Kepner was included in TV Guide's list of The Most Loathed TV Characters, noting: "The extremely neurotic April (she makes Liz Lemon look laid back) has slowly made strides with fans thanks to her personal setbacks—she lost her treasured virginity to her best friend and failed her boards—but she still has a long way to go." Entertainment Weekly also named her one of the "21 Most Annoying TV Characters Ever", commenting: "April's lightened up a little this season [season 9], but a few episodes of sympathetic behavior can't erase the painful memories of Seattle Grace-Mercy West's most irritating doctor being." TV Fanatic included her in their list of Worst Characters on TV, where Christina Tran commented: "Could she be any more annoying?!?" Sarah Drew stated that it was initially "hard" for her as an actress to play an unpopular character but deemed her "interesting." When she was informed by the writers that her character would get Dr. Shepherd (Patrick Dempsey) shot in the season six finale, her reaction was: "Oh, come on, guys, really? They already hate my character, now they're going to hate her even more!"

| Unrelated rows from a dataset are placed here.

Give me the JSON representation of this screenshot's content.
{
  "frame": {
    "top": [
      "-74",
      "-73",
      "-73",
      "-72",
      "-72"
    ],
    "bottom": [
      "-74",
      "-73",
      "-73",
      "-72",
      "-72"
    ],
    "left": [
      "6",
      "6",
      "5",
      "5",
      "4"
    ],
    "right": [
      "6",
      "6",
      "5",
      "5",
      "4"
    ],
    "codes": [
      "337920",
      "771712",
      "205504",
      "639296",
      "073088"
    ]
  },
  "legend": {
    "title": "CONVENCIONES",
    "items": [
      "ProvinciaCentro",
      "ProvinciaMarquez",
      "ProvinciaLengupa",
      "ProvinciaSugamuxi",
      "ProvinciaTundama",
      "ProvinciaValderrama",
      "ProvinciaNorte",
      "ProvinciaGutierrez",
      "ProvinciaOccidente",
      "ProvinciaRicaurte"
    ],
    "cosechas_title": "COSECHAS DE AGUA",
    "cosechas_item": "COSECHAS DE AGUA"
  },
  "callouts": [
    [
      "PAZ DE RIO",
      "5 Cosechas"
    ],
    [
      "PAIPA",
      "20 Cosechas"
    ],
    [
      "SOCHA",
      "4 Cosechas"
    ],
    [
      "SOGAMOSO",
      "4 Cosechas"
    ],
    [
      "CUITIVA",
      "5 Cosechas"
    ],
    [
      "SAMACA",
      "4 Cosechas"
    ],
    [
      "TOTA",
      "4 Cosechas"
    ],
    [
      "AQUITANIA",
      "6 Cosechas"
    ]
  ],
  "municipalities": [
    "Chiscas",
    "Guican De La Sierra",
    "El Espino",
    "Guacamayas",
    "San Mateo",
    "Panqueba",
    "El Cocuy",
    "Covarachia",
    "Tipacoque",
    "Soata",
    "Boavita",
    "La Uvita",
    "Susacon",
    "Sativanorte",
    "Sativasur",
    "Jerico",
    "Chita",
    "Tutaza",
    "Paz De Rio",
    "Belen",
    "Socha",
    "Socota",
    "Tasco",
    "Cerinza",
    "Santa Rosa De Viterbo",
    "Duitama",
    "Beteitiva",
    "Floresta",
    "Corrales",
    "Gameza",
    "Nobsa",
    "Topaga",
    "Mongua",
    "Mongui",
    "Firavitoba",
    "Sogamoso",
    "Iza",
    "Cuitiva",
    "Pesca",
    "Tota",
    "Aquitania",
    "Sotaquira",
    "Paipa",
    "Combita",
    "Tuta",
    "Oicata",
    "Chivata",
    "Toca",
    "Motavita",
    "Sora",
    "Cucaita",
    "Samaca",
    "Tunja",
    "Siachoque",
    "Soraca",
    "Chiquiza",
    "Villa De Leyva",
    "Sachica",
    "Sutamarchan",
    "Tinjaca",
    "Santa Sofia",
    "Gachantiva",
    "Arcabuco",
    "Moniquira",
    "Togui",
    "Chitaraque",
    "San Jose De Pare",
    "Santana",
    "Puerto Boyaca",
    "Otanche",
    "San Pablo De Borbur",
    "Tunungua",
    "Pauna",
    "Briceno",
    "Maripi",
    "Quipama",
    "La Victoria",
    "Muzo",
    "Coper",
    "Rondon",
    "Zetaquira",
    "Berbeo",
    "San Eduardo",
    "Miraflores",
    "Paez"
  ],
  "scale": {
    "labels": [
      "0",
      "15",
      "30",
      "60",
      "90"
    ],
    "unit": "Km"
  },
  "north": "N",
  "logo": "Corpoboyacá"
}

However, critics' reception gradually improved. Entertainment Weekly noted: "April was chirpy, irritating, and immature, and her crush on Derek didn't endear her to us either. But these days, we say hooray for April; since Meredith declared that the two of them are pals, April's become a lot more tolerable, instead of being Lexie 2.0." Courtney Morrison of TV Fanatic wrote: "April has grown since her character was introduced. She's no longer much less annoying than she used to be, and she's honest. A girl with principles is a girl you want to do well." She also described her and Jackson as "a couple for whom viewers can root". The Hollywood Reporter also remarked: "It's nice to see April with a bit of a backbone and putting Alex in his place, as the newfound confidence suits her well."